Il vécut les dernières années de sa vie dans notre village de Har Brakha, près de sa fille Inbal (mon épouse) et de son fils Hagaï. À Har Brakha, habitent une soixantaine de ses descendants et parents par alliance (maris et épouses de ses petits-enfants). Un autre de ses fils, Rav Amir, habite à Sdé Eliézer, au nord du pays. À Har Brakha, Rabbi Touvya se sentait comblé. Il racontait comment, à chaque sentier qu’il empruntait, il rencontrait l’un de ses petits-enfants ou arrière-petits-enfants, et entendait son joyeux appel : « Grand-père ! grand-père ! »

Conclusion

Il y a quatre-vingt-sept ans, quand Rabbi Touvya naquit à Douvno, en Pologne, il eut pour mohel (circonciseur rituel) son propre grand-père, le Rav Pin’has Shikhman, qui était l’un des dirigeants du mouvement Mizra’hi (mouvement religieux-sioniste) de la ville.
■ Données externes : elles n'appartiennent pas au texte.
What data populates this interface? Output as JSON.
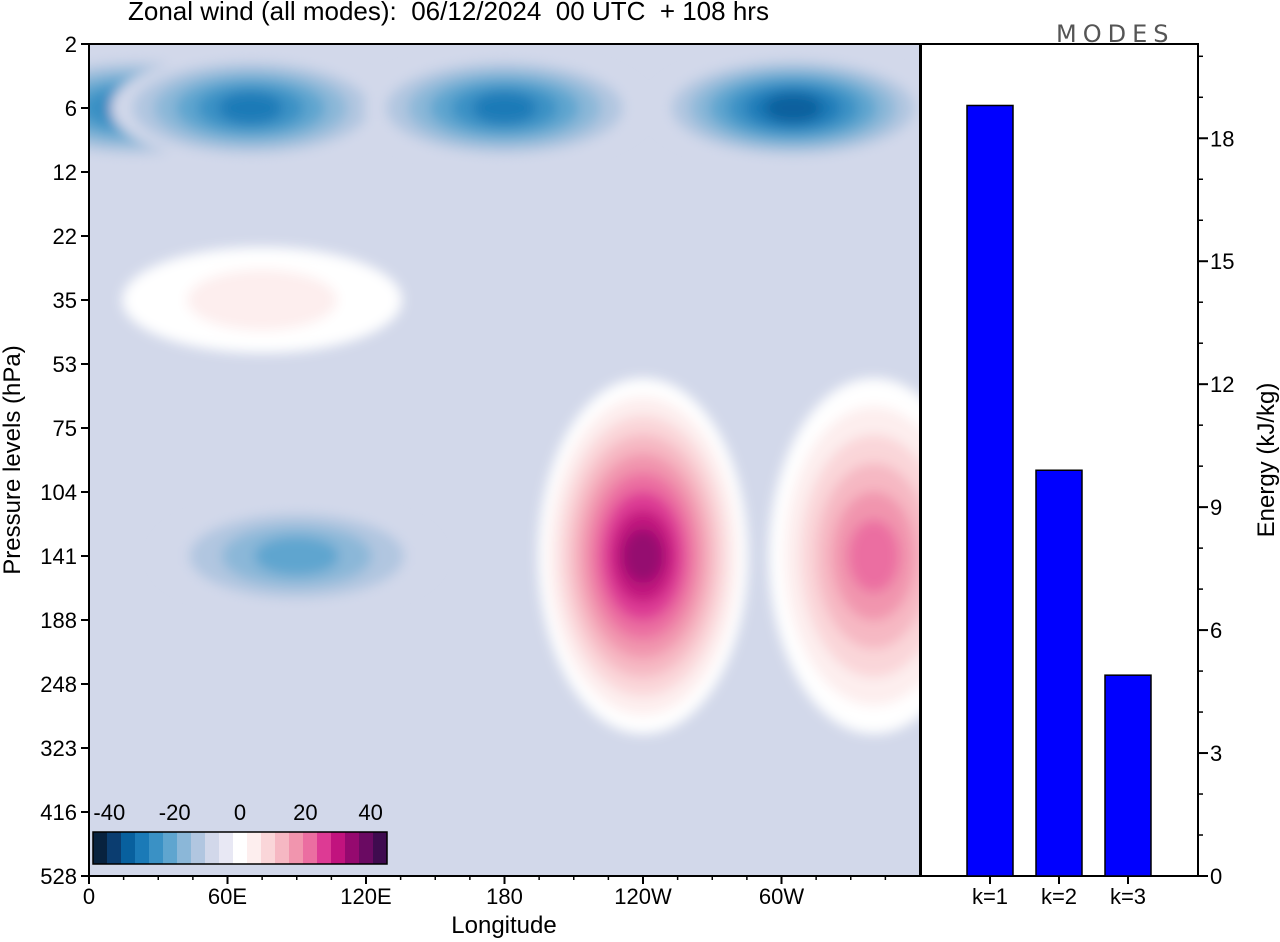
{
  "title": "Zonal wind (all modes):  06/12/2024  00 UTC  + 108 hrs",
  "brand": "MODES",
  "colors": {
    "bar_fill": "#0000ff",
    "frame": "#000000",
    "scale": [
      "#08223f",
      "#0b3d70",
      "#08609e",
      "#1b7ab7",
      "#3a91c5",
      "#5fa5cf",
      "#8bb7d8",
      "#b1c6e0",
      "#d2d8ea",
      "#e8e8f4",
      "#ffffff",
      "#fdeeee",
      "#fad6d9",
      "#f6b8c3",
      "#f195ae",
      "#eb6ea1",
      "#dd3a94",
      "#c1137e",
      "#95096f",
      "#6a0a62",
      "#3f0b4f"
    ]
  },
  "chart_data": [
    {
      "type": "heatmap",
      "title": "Zonal wind (all modes):  06/12/2024  00 UTC  + 108 hrs",
      "xlabel": "Longitude",
      "ylabel": "Pressure levels (hPa)",
      "x_ticks": [
        "0",
        "60E",
        "120E",
        "180",
        "120W",
        "60W"
      ],
      "y_ticks": [
        "2",
        "6",
        "12",
        "22",
        "35",
        "53",
        "75",
        "104",
        "141",
        "188",
        "248",
        "323",
        "416",
        "528"
      ],
      "colorbar": {
        "labels": [
          "-40",
          "-20",
          "0",
          "20",
          "40"
        ],
        "range": [
          -45,
          45
        ],
        "step": 5
      },
      "features": [
        {
          "lon": 20,
          "level": "6",
          "value": -32
        },
        {
          "lon": 70,
          "level": "6",
          "value": -30
        },
        {
          "lon": 180,
          "level": "6",
          "value": -30
        },
        {
          "lon": 305,
          "level": "6",
          "value": -36
        },
        {
          "lon": 240,
          "level": "141",
          "value": 45
        },
        {
          "lon": 340,
          "level": "141",
          "value": 32
        },
        {
          "lon": 90,
          "level": "141",
          "value": -22
        },
        {
          "lon": 75,
          "level": "35",
          "value": 12
        }
      ]
    },
    {
      "type": "bar",
      "categories": [
        "k=1",
        "k=2",
        "k=3"
      ],
      "values": [
        18.8,
        9.9,
        4.9
      ],
      "ylabel": "Energy (kJ/kg)",
      "y_ticks": [
        "0",
        "3",
        "6",
        "9",
        "12",
        "15",
        "18"
      ],
      "ylim": [
        0,
        20.3
      ]
    }
  ]
}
De lourds nuages commençaient à assombrir le ciel de l’Europe, la Choah se profilait à l’horizon. Quand le grand-père prononça les mots traditionnels : « Que ce petit devienne grand ; de même qu’il est entré dans l’alliance, puisse-t-il entrer dans l’étude de la Torah, la pratique des mitsvot, le dais nuptial et la bienfaisance », il était difficile de savoir si cela se réaliserait. Presque toutes les personnes présentes à cette cérémonie furent assassinées pendant la Choah, elles et leurs enfants. Qui aurait pu prévoir que le nouveau-né gagnerait l’Argentine avec ses parents, qu’il fonderait une famille, et garderait, au loin, son identité juive ?

À présent, Rabbi Touvya monte au Ciel. Il y racontera à son grand-père que, par la grâce de Dieu, un État d’Israël s’est levé, que plusieurs générations de ses descendants peuplent le pays, à Hukok, Rehovot, Bné Elyahou, Nof Ayalon, en Judée, en Samarie. Les siens y ont fondé de belles familles ; ils prennent part à la construction du pays, à son développement économique et scientifique, étudient la Torah, pratiquent les commandements, s’efforcent de répandre le bien et la bénédiction. Son propre fils, Yossel Shikhman, grâce auquel Touvya et ses parents s’enfuirent en Argentine et furent sauvés, a fait son alya avec ses trois enfants, à Netanya : de chacun d’eux sont nés des enfants, des petits-enfants. Jusqu’à ce jour, dans le magasin d’optique que Yossel a fondé, travaille son fils Danny. Au mur de ce magasin, à une place d’honneur, est encadrée une grande et belle photo du grand-père, le Rav Pin’has Shikhman – que Dieu venge son sang.